Where the growth point lies in 2026

The paradox is that cold chain is both the bottleneck and the opportunity. Globally, chilled remains the largest segment of cold chain logistics, while Russia’s food logistics market continues to grow in value, meaning that infrastructure will keep expanding alongside demand. Demand fundamentals are also moving in the right direction: ready meals, convenience formats, and more sophisticated dairy categories are gradually developing across the region, especially in large urban centers and modern retail.
For Chinese companies, this means cold chain should be treated not only as a technical problem, but as part of go-to-market strategy. Over the next 12–24 months, the strongest chances will belong to those that enter in stages: first with shelf-stable or frozen products, then with hybrid models involving local packing or finishing, and only after that with direct chilled imports for selected premium SKUs in cities with stable cold-chain infrastructure.

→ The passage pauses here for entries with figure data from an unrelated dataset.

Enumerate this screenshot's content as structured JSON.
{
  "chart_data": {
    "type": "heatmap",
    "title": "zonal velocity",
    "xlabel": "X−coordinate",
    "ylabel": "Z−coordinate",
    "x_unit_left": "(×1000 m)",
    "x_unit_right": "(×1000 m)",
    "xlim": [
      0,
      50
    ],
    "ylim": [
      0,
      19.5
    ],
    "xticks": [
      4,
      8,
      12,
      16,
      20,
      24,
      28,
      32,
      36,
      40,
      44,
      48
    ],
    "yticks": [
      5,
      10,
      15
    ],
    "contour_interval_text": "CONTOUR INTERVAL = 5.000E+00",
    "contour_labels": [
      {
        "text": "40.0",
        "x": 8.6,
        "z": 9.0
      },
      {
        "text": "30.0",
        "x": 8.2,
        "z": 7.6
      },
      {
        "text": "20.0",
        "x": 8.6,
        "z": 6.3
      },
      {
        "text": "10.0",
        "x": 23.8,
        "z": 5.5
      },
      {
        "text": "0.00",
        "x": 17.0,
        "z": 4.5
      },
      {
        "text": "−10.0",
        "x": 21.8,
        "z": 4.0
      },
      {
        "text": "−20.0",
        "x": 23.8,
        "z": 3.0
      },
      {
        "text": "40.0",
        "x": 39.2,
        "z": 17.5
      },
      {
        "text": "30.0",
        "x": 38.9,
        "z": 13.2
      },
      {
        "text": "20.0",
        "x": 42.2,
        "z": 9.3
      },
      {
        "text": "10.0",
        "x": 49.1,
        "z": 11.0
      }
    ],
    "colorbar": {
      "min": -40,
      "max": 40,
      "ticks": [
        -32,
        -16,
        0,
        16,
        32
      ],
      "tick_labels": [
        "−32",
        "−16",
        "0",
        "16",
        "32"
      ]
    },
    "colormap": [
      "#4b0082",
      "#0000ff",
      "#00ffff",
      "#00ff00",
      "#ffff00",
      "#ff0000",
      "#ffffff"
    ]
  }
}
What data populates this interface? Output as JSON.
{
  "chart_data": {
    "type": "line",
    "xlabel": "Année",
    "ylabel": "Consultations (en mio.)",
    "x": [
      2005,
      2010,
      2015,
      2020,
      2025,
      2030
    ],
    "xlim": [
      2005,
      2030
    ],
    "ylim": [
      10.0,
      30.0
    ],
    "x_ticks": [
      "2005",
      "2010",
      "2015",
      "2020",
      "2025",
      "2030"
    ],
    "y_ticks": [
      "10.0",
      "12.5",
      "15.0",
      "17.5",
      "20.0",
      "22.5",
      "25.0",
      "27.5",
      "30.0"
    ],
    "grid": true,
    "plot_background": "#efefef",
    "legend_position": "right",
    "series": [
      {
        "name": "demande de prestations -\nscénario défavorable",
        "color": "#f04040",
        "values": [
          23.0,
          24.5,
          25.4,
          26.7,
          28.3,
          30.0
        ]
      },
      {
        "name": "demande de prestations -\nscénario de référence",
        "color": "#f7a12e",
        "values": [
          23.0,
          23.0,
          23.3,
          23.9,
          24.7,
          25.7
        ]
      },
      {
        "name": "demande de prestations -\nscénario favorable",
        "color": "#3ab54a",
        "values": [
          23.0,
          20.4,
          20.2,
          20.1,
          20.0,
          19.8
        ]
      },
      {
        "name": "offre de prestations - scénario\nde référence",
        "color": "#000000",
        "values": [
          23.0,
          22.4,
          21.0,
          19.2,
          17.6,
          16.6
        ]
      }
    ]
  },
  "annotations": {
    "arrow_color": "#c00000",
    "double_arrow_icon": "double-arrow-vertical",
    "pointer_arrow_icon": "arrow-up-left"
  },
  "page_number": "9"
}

From a market perspective, Chinese chilled dairy products and ready-to-eat refrigerated meals have real potential in the EAEU — but only with the right market‑entry architecture. The mistake many suppliers make is trying to sell into Russia, Kazakhstan, or Belarus with exactly the same products and go‑to‑market logic they use inside China. In practice, for retail chains and importers, taste and price are only part of the equation; what also matters is remaining shelf life, temperature stability along the entire route, legal cleanliness of the import process, and the supplier’s ability to deliver consistent batches over time.
RetailChina.pro does not see its role as promising “fast contracts” in a complex chilled category, but rather as designing the right route for a brand to enter the region. For some companies, this means starting with more logistically robust SKUs and testing demand through distribution or retail pilots; for others, it means finding an industrial partner in Russia or Belarus and moving the final assembly of the product closer to the shelf. This approach reduces risk for all parties and makes the Chinese brand visible not just in a single market, but across the broader EAEU and CIS ecosystem.